«Das Leben der Erkenntnis ist das Leben, welches glücklich ist, der Not der Welt zum Trotz» (Ludwig Wittgenstein, Tagebucheintrag vom 13.8.16).


«E se qualcuno obietta che non val la pena di far tanta fatica, citerò Cioran (…): “Mentre veniva preparata la cicuta, Socrate stava imparando un’aria sul flauto. ‘A cosa ti servirà?’ gli fu chiesto. ‘A sapere quest’aria prima di morire’”» (Italo Calvino, chiusa di "Perché leggere i classici").


«Neque longiora mihi dari spatia vivendi volo, quam dum ero ad hanc quoque facultatem scribendi commentandique idoneus» (Aulo Gellio, "Noctes atticae", «Praefatio»).


domenica 23 ottobre 2016

ECO E DAN BROWN, ABSIT INIURIA VERBIS




Inferno di Ron Howard, come operazione di trasposizione cinematografica di un testo narrativo, mi ha ricordato Il nome della rosa di Jean-Jacques Annaud. Entrambi i registi hanno potuto lavorare con la consulenza - e persino alla presenza (vedi foto) - dell'autore del romanzo ed entrambi, sotto l'apparenza di una pedissequa fedeltà di superficie, hanno modificato l'opera nel profondo, cambiando addirittura in modo clamoroso i finali.
Così come chi ha visto il film Il nome della rosa e non ha letto il romanzo può pensare erroneamente che anche in quest'ultimo ci siano un'uscita alla Teseo dal labirinto della Biblioteca, un rogo spettacolare di eretici con salvataggio in extremis della giovane "strega" e la morte del feroce inquisitore causata dalla sommossa popolare, allo stesso modo chi vede il film Inferno senza conoscere il romanzo può pensare erroneamente, per dirne solo una, che in quest'ultimo si parli di un pazzo che, per risolvere il problema della sovrappopolazione mondiale, vuole decimare l'umanità diffondendo la peste o qualcosa di simile (e invece il romanzo parla essenzialmente di transumanesimo, di ingegneria genetica e di selezione artificiale post-darwiniana).
Naturalmente è ridicolo esigere la "fedeltà" quando persino gli autori dell'opera-fonte avallano il "tradimento", e quindi occorre sempre tenere presente che le due opere vanno godute separatamente, la caccia comparativa alle modifiche essendo solo un intrigante gioco per gli appassionati.
Prendiamo per esempio un punto del film (apparentemente) fedelissimo al romanzo: il volo di Vayentha dal soffitto del Salone dei cinquecento di Palazzo Vecchio. Ron Howard ha fatto del suo meglio e ci ha regalato una scena davvero spettacolare, riproducendo in gran parte quello che il lettore della corrispondente pagina del romanzo è portato a raffigurarsi.
Ma è davvero tutto qui?

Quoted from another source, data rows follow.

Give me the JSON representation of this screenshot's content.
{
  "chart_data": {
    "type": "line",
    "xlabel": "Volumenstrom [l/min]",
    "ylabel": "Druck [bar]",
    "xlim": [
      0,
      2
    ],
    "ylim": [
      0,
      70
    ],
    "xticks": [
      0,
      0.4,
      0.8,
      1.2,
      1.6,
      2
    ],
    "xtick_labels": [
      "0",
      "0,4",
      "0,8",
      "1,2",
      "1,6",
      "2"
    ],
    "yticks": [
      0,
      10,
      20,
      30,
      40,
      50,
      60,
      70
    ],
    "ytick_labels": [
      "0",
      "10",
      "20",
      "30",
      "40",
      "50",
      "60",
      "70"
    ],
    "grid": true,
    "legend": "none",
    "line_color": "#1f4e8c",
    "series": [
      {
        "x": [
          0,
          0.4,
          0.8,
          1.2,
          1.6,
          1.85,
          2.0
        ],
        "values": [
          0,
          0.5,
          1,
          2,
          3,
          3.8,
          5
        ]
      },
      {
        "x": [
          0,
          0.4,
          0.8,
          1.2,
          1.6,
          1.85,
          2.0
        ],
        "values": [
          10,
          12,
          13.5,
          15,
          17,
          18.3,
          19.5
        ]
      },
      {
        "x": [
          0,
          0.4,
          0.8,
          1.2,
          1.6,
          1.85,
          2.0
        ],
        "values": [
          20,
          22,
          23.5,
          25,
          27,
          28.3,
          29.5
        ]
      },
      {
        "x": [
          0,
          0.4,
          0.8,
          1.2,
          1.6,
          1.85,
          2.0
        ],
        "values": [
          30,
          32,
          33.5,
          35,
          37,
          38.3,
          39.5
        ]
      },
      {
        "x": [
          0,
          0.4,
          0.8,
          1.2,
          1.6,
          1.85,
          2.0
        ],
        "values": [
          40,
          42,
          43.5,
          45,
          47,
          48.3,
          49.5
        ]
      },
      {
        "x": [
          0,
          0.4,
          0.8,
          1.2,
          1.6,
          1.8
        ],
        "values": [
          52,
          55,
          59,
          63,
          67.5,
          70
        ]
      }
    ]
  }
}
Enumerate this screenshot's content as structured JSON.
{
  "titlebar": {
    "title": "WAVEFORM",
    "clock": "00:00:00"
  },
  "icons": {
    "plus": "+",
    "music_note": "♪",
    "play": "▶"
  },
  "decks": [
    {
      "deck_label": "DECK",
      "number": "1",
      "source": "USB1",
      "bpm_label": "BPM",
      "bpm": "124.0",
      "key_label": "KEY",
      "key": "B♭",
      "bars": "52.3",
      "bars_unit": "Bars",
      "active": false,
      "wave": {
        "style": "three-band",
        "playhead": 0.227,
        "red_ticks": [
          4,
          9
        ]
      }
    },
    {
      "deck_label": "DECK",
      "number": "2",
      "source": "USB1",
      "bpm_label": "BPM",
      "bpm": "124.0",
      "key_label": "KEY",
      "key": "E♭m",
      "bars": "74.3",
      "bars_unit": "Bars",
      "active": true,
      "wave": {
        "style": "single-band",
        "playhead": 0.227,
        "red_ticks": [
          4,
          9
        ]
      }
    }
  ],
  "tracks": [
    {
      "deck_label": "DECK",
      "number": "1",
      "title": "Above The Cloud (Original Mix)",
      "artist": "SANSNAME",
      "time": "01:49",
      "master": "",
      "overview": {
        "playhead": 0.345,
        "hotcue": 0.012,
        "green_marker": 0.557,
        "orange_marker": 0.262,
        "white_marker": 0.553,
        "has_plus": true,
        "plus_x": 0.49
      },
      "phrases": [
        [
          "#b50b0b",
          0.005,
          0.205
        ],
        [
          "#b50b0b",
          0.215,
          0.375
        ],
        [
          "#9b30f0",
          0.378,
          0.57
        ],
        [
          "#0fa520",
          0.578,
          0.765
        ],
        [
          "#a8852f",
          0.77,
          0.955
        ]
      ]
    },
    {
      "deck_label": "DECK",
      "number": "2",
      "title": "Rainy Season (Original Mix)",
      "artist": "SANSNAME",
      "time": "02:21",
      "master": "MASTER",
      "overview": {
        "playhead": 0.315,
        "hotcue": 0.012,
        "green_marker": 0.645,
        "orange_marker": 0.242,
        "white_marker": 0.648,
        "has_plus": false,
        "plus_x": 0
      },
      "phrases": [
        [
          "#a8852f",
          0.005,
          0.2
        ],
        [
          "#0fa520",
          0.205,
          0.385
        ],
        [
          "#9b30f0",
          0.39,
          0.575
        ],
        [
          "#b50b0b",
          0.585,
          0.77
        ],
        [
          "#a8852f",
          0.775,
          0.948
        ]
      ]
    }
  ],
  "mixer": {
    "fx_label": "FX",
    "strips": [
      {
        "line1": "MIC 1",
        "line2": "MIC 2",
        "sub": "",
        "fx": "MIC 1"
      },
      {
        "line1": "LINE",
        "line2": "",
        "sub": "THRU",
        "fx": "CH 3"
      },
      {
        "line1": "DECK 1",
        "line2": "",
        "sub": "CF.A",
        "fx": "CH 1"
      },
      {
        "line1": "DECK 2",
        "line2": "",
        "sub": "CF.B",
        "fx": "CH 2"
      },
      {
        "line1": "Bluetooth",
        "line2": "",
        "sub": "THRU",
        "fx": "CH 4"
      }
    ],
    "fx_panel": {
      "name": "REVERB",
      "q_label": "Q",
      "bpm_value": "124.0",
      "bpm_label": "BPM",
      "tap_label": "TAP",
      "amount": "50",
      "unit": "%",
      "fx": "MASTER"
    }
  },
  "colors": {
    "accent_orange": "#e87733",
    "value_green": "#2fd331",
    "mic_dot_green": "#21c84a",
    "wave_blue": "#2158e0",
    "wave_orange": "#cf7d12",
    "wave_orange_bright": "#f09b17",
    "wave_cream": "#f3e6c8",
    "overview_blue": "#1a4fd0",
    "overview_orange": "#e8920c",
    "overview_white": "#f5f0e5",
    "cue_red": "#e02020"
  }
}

No, perché c'è quella frase di chiusura dell'episodio che non ha nulla a che vedere con la descrizione di una caduta mortale e che segna il confine invalicabile tra arte della parola scritta e arte dell'immagine in movimento: «Poi, con un brusco schianto, tutto il mondo di Vayentha svanì nel nulla» («Than, with a sudden crash, Vayentha's entire world vanished into blackness», cap. 48). Si può avere anche l'opinione peggiore sul romanziere Dan Brown, ma qui egli si ricollega alla grande tradizione della letteratura occidentale, racchiudendo in una sola frase un'intera visione del mondo. La si confronti, infatti, con la formula usata due volte da Virgilio (l'amichetto di Dante che da parte sua imitava Omero) per descrivere prima la morte di Camilla (XI, 831) e poi, chiudendo così l'Eneide, quella di Turno (XII, 952): «vitaque cum gemitu fugit indignata sub umbras». Le due formule, come si vede, esibiscono tutta la forza espressiva della parola poetica, perché in uno spazio ridicolmente breve riescono a riassumere intere concezioni filosofiche sul passaggio dalla vita alla morte.